Los textos periodísticos, las declaraciones, deslindes, exhortos, recriminaciones y demás monsergas burocráticas de los organismos defensores de los periodistas, cuyo radio de acción se limita a disparar comunicados y publicar obituarios; ahí están.
Volvemos a la tragedia humana, al lento suicidio voluntario de ser periodista.
La camisa -a rayas negras y blancas- del reportero muerto parecía de papel china, traslúcida de tantas lavadas y secadas al sol bravo de Juan Díaz Covarrubias.

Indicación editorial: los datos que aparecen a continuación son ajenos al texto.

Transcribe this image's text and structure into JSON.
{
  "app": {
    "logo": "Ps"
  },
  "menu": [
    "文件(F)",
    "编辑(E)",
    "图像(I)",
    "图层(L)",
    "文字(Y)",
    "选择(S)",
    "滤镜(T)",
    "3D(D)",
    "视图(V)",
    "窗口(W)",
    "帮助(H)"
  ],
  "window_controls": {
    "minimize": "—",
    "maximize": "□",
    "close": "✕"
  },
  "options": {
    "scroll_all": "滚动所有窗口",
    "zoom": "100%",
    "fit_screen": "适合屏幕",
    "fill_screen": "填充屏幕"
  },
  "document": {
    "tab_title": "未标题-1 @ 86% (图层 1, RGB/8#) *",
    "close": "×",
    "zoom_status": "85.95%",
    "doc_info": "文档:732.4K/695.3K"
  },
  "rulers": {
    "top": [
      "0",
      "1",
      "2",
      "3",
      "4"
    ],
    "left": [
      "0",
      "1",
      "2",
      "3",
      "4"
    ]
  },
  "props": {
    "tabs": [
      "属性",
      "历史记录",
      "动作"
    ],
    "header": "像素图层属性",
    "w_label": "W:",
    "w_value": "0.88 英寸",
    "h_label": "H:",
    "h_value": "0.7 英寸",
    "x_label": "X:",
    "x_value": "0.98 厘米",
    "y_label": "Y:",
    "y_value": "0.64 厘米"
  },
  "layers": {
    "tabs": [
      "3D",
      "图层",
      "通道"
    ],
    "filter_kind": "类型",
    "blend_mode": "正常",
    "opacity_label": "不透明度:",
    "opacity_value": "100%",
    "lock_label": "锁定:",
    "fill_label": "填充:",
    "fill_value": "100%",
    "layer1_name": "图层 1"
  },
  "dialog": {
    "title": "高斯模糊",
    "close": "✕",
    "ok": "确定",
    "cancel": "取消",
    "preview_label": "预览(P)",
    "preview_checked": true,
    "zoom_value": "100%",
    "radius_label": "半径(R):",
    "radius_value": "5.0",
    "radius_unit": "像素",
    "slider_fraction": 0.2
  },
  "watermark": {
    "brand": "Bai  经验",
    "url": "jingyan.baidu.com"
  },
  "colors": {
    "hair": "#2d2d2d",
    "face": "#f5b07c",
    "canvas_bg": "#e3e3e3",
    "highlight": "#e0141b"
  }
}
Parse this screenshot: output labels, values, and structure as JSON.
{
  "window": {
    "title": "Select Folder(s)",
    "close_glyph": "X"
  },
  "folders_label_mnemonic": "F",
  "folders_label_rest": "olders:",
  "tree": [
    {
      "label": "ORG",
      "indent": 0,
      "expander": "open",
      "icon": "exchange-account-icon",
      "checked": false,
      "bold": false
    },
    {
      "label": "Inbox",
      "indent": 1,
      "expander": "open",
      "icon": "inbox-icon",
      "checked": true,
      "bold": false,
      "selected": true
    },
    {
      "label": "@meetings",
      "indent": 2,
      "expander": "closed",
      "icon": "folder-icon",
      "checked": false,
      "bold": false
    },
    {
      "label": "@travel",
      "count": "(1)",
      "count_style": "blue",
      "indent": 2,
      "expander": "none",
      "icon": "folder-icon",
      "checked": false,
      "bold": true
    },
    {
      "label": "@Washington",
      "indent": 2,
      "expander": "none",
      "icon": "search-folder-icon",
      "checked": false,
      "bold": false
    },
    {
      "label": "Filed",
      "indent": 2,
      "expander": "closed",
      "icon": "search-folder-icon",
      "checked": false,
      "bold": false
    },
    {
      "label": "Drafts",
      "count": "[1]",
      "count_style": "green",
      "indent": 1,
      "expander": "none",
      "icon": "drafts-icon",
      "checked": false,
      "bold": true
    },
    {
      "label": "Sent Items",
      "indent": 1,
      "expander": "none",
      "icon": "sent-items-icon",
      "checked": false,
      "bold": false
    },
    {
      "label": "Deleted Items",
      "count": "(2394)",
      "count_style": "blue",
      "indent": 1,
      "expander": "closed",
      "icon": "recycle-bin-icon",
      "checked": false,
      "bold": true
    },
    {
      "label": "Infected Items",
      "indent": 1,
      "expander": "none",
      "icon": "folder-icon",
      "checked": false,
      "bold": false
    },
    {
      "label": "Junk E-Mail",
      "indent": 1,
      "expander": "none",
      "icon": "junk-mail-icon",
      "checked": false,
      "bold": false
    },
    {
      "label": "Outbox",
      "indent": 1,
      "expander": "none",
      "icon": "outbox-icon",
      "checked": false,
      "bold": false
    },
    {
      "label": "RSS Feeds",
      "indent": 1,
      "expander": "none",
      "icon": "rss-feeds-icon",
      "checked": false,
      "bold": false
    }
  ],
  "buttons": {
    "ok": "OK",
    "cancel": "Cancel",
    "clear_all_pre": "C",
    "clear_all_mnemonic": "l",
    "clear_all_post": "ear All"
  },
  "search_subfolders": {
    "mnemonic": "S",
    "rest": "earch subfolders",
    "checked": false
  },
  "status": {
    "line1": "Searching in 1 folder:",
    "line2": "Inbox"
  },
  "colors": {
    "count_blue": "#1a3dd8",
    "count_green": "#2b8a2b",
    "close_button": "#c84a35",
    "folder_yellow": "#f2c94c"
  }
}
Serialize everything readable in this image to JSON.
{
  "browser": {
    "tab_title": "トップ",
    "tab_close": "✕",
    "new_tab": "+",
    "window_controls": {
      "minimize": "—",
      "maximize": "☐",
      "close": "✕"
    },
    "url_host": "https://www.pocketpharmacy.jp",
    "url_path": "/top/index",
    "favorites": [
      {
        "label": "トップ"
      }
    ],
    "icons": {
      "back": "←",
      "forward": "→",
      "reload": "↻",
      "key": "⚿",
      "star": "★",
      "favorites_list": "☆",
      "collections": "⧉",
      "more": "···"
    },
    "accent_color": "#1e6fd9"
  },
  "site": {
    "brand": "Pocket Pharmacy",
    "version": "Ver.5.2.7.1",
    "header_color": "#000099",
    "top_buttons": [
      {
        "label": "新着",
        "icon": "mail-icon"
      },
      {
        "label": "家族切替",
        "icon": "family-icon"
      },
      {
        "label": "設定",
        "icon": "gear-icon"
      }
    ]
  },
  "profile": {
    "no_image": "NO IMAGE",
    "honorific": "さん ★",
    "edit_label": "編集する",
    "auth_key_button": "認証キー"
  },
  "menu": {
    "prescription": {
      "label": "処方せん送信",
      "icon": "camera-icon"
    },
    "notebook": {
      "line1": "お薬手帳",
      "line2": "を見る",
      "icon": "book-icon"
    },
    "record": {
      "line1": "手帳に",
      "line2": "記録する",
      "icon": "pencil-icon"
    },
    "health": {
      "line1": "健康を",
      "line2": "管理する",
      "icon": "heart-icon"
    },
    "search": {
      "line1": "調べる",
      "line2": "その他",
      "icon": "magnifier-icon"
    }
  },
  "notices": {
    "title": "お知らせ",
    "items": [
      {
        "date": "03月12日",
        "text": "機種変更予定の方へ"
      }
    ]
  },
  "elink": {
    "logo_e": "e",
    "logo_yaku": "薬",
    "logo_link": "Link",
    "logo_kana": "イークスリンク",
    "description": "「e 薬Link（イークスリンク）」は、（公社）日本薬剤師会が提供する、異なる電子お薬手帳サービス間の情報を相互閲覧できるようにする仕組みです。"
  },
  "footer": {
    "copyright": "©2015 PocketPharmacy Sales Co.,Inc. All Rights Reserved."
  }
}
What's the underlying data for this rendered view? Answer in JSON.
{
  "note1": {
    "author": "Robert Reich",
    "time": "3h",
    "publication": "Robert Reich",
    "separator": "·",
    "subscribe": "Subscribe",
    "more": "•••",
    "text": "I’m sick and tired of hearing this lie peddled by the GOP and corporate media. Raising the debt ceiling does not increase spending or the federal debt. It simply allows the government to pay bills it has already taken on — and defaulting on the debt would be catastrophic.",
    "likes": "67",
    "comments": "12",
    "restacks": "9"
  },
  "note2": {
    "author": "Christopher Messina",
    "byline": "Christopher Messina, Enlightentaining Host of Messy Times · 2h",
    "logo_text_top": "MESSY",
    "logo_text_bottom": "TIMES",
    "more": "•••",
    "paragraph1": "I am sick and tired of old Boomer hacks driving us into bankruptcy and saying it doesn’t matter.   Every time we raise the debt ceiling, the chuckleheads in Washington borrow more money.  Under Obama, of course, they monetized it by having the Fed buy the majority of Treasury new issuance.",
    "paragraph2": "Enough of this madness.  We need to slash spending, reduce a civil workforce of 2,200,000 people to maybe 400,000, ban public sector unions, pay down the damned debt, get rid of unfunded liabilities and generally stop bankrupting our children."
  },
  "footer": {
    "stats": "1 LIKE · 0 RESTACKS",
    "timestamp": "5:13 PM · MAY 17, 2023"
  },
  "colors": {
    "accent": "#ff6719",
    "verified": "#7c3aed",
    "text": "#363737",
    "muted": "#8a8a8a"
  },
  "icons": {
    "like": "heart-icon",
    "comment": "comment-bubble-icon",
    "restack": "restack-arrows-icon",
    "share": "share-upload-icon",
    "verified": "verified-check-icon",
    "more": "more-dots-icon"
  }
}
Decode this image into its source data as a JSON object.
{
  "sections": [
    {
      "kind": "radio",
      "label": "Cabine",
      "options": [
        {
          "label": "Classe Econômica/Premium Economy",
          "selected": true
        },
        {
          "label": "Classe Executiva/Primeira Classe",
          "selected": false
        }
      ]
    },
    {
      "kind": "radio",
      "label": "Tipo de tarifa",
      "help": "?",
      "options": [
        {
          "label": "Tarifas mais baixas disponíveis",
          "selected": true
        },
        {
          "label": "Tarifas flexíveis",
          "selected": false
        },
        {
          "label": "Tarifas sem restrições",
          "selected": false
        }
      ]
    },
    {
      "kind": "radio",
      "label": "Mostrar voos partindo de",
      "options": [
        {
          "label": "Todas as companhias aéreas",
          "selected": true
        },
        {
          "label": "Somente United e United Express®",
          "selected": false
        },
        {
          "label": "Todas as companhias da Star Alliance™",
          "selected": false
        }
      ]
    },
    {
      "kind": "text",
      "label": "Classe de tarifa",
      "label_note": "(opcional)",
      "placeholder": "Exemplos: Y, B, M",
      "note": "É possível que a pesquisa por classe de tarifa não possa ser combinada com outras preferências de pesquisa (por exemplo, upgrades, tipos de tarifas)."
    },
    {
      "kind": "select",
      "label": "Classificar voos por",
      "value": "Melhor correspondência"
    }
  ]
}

“En algo debió meterse”, pensé al escribir la nota de su muerte. Nadie mata a un reportero porque amanece con el diablo en las entrañas.
Cuando vi su video colgado de su perfil de Facebook, grabado en un cañaveral desbrozado, terso como una mesa de billar, listo para recibir nuevas matas de caña de azúcar, me sentí conectado con este hombre de barba hirsuta, bronca la palabra, áspero de formas, pero con la sinceridad que da la ignorancia.
En este ejercicio de plena libertad de expresión que ofrece la red social, Cándido Ríos Vázquez “Pabuche”, se exorcizó, reconoció que libraba batallas diarias con la gramática, que era un reportero pobre pero digno.
Nueve días antes que lo asesinaran, bajo el sol perpendicular de San Juan Sugar, mostró su cartera, raída, “ando frío señores, miren mi carterita, cien pesos; pero ando feliz”, se dijo a sí mismo. Lo dijo con una expresión sincera, alejada de toda vanidad.
Se metió la mano al pantalón de vestir que vio pasar muchas festividades, el mismo que vestía ese 22 de agosto cuando fue asesinado de rebote, por acompañar a las personas equivocadas, “no por su labor”, según sostuvo el enterrador de periodistas, Roberto Campa Cifrián.
Las balas iban dirigidas a los otros muertos, no a “Pabuche”, retuercen la realidad los funcionarios, preocupados por su figura, por bajar los kilos ganados en el escritorio, que por la vida ajena.
El plomo candente no tiene sentimientos, ni discrimina; mata. Cándido Ríos Vázquez está muerto. Es un cadáver yerto, un despojo que nos recuerda que los periodistas somos piezas desechables en el tablero de los poderes fácticos e institucionales.
Los periodistas somos una plaga, nos reproducimos por ósmosis, siempre habrá uno jorobando al funcionario, cacique o mafioso. Esa es la encomienda.
Sus muertes servirán para que otros compañeros de oficio vivan de la carroña burocrática, para que sean enterradores temporales, para que el “perro no come perro” sea sólo una expresión para lavar las culpas de la conciencia de recibir una dádiva institucionalizada, un chayote oficial, en montaje escénico de la protección periodística.
Nunca crucé palabra con Cándido Ríos Vázquez, pero su rostro anguloso, huesudo, de quijadas herméticas, me obligó a sentarme en la computadora.
Sus palabras hoscas, sus movimientos erráticos, su figura quijotesca, me orillan a rendirle un homenaje sencillo, franco, directo; en tanto que su memoria no sea borrada por otra muerte inminente, en esta barbarie imparable donde la vida no vale nada, como él mismo sentenciara en epitafio a priori, nueve días antes de su muerte.
Viaja en paz “Pabuche”, viaja ligero, húrgate en las bolsas una moneda de diez pesos para dársela al barquero donde los otros periodistas muertos teclean en viejas Remington nuestros propios obituarios adelantados.